Friday, June 22, 2012

Real illusions: Alban at the French Art Studio Grand Opening

All art is equally illusory, but some is more wittily and self-reflectively illusory than others.  The French sculptor-painter Alban (b.1967) has a genius for creating a visual and tactual sense of something that is not really there. His painstakingly sculpted and painted segments of aircraft fuselages, cut by acetyline torch from the hulls of decommissioned aeroplanes, have all the weight, the lustre, the jagged edges, the scrapes and scratches of working life ... but they are made of wood. The illusion is uncanny. At first, you cannot believe the work is not metal. Viewers at the gallery peer closely at the edges, trying to find a visible clue, a proof that it really is just painted wood. Even when you have convinced yourself, as soon as you step back, the illusion kicks in again.

They are sometimes life-sized fragments of huge metal hulks, usually aircraft, but Alban also paints segments of ships and trains. Some are miniaturised, such as the aircraft wing seen here ("Highway to Fly", 2012). The other Alban work that was on show in the French Art Studio at its Grand Opening last night was more like life-size ("Legs", 2012). But you are so taken up in the illusion, and basking in the warm glow of distressed, vintage metal sheeting, the aura of lived-in and worked-on physicality, that the question of size does not enter your mind.
The pieces are all quite thin, and suitable to be hung on a wall, as we see in this snapshot where the vintage paint schemes of Alban's sculptures compliment the derriere of the elegant Caroline Le Luel, proprietor of the French Art Studio.

The elegant historicity of Alban's aircraft was nicely accompanied by a string trio led by violinist Agnes Daniel, Vivaldi's smooth movements melding with the aerodynamic shape of the wing.

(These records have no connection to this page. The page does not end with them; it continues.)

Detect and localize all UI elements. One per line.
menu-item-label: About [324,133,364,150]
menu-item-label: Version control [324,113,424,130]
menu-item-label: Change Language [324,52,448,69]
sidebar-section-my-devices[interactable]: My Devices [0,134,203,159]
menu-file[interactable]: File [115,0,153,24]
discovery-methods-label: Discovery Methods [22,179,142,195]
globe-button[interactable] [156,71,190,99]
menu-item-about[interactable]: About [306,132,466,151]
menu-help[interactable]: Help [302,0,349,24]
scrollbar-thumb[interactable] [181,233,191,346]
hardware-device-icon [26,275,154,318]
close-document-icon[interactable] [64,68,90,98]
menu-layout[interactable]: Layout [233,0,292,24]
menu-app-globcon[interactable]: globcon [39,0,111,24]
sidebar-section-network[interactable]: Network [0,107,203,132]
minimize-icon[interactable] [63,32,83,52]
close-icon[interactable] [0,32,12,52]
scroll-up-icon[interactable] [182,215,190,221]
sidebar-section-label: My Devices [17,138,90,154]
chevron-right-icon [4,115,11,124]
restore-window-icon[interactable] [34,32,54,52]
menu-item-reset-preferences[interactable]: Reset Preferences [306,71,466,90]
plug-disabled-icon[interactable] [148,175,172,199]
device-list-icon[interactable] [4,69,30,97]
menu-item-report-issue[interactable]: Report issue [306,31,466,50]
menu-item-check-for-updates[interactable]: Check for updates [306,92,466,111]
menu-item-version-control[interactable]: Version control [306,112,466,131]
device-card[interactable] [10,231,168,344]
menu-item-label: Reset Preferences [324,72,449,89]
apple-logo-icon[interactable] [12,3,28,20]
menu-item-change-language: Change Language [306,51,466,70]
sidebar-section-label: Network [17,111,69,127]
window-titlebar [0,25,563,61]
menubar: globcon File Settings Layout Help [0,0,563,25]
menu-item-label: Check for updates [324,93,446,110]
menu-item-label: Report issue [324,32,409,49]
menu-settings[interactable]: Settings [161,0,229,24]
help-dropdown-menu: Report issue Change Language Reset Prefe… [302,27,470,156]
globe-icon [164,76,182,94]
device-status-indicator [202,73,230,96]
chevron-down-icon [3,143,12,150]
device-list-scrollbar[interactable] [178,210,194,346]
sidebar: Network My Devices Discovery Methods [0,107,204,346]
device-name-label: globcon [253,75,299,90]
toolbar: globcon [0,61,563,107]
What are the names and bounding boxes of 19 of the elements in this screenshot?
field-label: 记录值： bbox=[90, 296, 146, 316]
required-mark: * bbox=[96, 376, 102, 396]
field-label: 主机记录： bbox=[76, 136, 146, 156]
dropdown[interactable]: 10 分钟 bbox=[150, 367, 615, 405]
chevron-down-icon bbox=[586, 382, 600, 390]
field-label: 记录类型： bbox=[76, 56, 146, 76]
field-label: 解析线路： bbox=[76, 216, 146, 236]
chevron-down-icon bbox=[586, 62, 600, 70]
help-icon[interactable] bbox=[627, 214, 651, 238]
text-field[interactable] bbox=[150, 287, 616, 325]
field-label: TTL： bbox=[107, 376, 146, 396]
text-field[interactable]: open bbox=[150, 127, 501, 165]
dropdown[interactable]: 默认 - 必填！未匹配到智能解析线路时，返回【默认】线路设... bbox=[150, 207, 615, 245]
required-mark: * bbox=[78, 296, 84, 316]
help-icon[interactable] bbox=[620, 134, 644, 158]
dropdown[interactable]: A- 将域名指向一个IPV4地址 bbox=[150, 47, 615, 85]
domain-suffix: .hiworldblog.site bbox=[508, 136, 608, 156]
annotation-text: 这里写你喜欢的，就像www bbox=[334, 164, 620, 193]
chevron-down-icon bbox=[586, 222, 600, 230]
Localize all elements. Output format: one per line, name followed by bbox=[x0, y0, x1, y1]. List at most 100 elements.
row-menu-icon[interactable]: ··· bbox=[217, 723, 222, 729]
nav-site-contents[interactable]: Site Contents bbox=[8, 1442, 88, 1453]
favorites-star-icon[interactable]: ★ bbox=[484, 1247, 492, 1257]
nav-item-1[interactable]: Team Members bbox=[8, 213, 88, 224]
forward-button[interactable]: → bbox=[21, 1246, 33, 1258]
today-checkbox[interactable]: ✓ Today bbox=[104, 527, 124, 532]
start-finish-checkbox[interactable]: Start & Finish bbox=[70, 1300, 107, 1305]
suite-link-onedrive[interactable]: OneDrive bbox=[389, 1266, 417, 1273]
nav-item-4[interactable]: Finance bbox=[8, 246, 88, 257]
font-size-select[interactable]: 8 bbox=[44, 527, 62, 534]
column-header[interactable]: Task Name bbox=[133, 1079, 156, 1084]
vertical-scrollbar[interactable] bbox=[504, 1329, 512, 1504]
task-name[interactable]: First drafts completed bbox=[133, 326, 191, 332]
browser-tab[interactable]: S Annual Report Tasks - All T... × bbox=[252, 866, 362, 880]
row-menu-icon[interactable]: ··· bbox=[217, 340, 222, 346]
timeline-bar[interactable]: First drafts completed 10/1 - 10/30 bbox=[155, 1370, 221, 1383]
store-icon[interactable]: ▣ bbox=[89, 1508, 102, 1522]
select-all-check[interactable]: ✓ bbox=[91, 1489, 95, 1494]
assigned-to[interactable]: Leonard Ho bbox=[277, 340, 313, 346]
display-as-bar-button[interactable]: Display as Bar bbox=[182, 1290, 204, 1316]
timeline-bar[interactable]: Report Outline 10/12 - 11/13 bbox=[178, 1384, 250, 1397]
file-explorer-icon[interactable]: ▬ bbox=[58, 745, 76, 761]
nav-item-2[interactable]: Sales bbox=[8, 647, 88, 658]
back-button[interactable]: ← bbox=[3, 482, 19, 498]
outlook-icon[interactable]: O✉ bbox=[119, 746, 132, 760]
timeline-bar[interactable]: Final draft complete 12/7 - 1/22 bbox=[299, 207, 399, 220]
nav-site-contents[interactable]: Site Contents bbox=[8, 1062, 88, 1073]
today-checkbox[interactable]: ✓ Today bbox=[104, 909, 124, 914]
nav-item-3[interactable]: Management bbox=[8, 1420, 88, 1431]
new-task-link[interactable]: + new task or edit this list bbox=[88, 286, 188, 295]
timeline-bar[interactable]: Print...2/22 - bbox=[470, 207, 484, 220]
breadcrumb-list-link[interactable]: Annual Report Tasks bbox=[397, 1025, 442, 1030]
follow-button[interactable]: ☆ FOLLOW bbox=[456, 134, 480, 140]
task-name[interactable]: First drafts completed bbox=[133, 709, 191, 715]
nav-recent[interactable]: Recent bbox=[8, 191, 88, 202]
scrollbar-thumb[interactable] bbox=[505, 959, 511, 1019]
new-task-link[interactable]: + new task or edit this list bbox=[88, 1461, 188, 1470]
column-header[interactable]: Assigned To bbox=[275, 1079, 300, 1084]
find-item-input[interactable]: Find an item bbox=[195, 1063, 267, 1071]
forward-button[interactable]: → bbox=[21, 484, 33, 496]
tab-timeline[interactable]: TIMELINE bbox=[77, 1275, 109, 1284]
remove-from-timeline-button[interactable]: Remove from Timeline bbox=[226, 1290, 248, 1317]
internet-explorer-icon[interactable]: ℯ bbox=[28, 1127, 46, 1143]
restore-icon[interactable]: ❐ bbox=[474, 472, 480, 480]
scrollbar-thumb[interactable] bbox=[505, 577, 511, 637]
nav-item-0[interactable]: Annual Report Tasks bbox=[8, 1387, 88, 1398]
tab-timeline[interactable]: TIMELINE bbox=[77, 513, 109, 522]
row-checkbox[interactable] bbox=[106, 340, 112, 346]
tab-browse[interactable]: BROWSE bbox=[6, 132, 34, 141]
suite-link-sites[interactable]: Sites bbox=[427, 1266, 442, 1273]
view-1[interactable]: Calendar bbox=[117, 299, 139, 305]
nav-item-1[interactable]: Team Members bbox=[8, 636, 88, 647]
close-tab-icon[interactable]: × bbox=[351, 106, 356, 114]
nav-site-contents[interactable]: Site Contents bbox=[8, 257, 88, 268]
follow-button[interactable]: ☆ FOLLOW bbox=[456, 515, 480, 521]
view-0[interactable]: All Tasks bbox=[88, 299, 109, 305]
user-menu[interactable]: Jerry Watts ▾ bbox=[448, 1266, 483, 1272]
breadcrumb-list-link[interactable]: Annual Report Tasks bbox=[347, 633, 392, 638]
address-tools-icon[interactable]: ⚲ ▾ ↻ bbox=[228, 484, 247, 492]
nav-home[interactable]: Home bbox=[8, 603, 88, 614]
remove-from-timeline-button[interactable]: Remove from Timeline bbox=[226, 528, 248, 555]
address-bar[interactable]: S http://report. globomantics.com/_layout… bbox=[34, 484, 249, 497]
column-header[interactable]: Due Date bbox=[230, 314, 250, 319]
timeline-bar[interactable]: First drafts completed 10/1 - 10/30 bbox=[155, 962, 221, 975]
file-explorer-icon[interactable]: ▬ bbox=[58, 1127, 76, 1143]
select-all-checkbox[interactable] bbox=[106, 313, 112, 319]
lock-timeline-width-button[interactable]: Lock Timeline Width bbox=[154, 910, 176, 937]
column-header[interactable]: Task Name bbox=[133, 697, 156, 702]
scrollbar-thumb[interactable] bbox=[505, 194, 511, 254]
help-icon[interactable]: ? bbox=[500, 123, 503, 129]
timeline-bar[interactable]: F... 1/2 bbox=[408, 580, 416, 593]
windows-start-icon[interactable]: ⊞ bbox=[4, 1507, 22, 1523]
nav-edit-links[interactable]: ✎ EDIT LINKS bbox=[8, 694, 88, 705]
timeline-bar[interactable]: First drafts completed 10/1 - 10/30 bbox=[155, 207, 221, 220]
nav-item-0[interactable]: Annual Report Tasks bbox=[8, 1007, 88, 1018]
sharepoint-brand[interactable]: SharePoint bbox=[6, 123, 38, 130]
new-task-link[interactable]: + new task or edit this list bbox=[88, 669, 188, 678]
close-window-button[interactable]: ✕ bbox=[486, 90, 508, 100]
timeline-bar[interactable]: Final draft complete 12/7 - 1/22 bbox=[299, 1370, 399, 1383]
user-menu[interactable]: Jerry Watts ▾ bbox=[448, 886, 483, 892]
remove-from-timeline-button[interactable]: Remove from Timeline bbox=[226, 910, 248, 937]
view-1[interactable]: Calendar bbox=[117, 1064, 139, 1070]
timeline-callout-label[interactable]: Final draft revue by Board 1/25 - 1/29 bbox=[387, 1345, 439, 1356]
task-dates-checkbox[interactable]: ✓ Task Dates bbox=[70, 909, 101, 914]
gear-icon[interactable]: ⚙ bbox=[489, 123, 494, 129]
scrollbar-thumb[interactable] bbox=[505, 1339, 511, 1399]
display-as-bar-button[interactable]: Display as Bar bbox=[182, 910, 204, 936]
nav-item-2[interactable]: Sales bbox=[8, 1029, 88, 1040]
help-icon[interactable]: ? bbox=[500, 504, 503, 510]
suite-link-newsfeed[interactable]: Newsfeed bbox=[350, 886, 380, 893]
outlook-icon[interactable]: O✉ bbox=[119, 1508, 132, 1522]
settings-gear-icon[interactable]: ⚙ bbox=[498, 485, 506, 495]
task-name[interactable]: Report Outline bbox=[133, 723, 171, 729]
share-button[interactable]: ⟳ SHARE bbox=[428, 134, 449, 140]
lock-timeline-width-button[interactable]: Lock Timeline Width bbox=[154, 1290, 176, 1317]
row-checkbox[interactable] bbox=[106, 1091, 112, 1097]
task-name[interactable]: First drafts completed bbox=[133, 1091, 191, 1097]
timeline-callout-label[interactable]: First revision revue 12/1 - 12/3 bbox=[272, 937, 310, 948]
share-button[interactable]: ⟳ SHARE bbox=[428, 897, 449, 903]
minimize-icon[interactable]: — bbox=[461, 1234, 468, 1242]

The use of the city as a canvas was a common theme of several of the artists that Caroline had selected for the opening. Jef Aerosol (b.1957) and Yz (b.1975) create large graffiti on urban streets.  Usually more painterly than Banksy's hard stencilled graphics, they have slower and more arty effect on the mind. While Banksy's graffiti gives you sharp slap in the face, the works of Jef Aerosol and Yz will dance with your aesthetics in a more ambivalent semantic space. Graffiti artist Sun7 (b.1977), pronounced in the French manner as "sunset", incorporates lexical elements into the stenciled artwork, which gives it a redolence of Arabic art, in which the writing itself is integral to the visual experience.  His work "Mao" was being shown that evening, but I personally would have preferred his other pieces such as his untitled skulls..  

More witty, but less accessible to the popular imagination, is the work of l'Atlas (b.1978), who paints enigmatic labyrinths on the ground and on the walls of the city.  These geoglyphs and muraglyphs seem to speak the very language of the city's subconscious mind, mirroring the abstract road signs that shepherd the denizens of the city, or the corporate logos that mark out territorial space in the cityscape.

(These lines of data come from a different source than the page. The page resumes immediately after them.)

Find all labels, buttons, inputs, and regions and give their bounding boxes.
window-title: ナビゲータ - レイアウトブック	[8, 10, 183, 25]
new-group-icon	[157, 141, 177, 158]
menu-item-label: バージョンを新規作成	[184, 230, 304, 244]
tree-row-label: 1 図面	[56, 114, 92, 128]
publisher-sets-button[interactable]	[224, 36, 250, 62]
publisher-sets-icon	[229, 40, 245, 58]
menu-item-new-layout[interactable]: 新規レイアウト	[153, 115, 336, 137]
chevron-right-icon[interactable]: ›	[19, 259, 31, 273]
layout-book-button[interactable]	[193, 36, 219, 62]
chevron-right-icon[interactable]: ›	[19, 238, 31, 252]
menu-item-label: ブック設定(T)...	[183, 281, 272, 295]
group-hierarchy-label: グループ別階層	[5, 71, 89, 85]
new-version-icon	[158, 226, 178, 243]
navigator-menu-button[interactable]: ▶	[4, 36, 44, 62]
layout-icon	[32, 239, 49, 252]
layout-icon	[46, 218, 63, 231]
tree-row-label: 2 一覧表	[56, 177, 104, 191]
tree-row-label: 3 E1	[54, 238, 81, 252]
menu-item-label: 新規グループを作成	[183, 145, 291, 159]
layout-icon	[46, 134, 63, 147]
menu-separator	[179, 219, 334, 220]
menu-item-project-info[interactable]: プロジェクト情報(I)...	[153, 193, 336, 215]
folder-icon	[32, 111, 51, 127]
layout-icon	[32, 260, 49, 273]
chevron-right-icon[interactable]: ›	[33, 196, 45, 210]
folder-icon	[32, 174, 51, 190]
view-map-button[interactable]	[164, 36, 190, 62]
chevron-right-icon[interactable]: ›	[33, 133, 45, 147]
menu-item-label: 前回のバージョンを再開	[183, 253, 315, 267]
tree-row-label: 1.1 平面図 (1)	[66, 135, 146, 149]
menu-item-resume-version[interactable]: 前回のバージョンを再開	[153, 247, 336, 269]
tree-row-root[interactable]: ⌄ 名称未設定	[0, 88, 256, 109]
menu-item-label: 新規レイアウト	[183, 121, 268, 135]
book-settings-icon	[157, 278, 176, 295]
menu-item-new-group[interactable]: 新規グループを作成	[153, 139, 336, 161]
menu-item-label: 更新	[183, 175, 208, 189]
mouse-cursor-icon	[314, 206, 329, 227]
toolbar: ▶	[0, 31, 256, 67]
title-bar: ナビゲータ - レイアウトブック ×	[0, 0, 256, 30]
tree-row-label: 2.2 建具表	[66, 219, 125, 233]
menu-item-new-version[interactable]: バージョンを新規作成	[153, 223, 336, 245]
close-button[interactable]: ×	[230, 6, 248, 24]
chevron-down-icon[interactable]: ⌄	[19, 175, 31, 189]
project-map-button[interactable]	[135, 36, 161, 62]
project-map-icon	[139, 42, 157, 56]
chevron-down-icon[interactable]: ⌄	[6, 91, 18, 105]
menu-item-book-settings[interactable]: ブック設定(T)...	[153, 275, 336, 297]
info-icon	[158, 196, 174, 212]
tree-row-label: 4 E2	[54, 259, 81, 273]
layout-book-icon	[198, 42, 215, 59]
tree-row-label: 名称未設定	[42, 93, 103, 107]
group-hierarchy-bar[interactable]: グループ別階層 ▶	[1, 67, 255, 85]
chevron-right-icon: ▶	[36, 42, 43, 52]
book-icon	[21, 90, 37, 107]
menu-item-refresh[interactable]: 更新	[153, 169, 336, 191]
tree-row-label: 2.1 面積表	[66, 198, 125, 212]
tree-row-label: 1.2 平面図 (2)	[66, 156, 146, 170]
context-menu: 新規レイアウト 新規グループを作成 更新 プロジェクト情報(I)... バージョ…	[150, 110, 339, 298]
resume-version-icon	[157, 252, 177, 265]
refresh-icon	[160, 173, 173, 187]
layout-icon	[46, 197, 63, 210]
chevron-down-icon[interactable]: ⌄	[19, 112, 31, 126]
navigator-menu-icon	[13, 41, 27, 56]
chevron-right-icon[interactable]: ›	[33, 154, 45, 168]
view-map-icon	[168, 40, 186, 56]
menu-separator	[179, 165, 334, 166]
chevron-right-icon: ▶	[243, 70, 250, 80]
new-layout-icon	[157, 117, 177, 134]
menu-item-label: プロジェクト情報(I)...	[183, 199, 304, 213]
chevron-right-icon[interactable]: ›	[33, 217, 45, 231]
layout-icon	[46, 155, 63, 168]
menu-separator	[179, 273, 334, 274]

Obviously unable to bring the city into the gallery, Caroline has hung smaller simulacra of the works of Jef Aerosol, Yz, and l'Atlas.  Fernando Costa (b. 1970), on the other hand, does bring the city into the gallery! He has sliced and diced metal street signs, railway signs, any kind of urban signage, for wayfindng and for other purposes, and rearranged the segments of signs into a patchwork quilt of metal shards. Living and working in Sarlat in the south of France, he repurposes the informatic tentacles of the city that penetrate the countryside in the form of road signs. Paradoxically, Costa is the diametric opposite of Alban: while Alban sculpts and paints with wood and resin to create the illusion of cut metal, l'Atlas uses cut metal as his medium. The contrast is fascinating to mull over. Perhaps in some future re-hang, Caroline could hang the metallic and faux-metallic works of Costa and Alban side-by-side.

I've spotted Caroline Le Luel's stalls in various art shows in the London in recent years, and she now has a permanent gallery space, French Art Studio, at 58 Gloucester Road, London. Should be fun.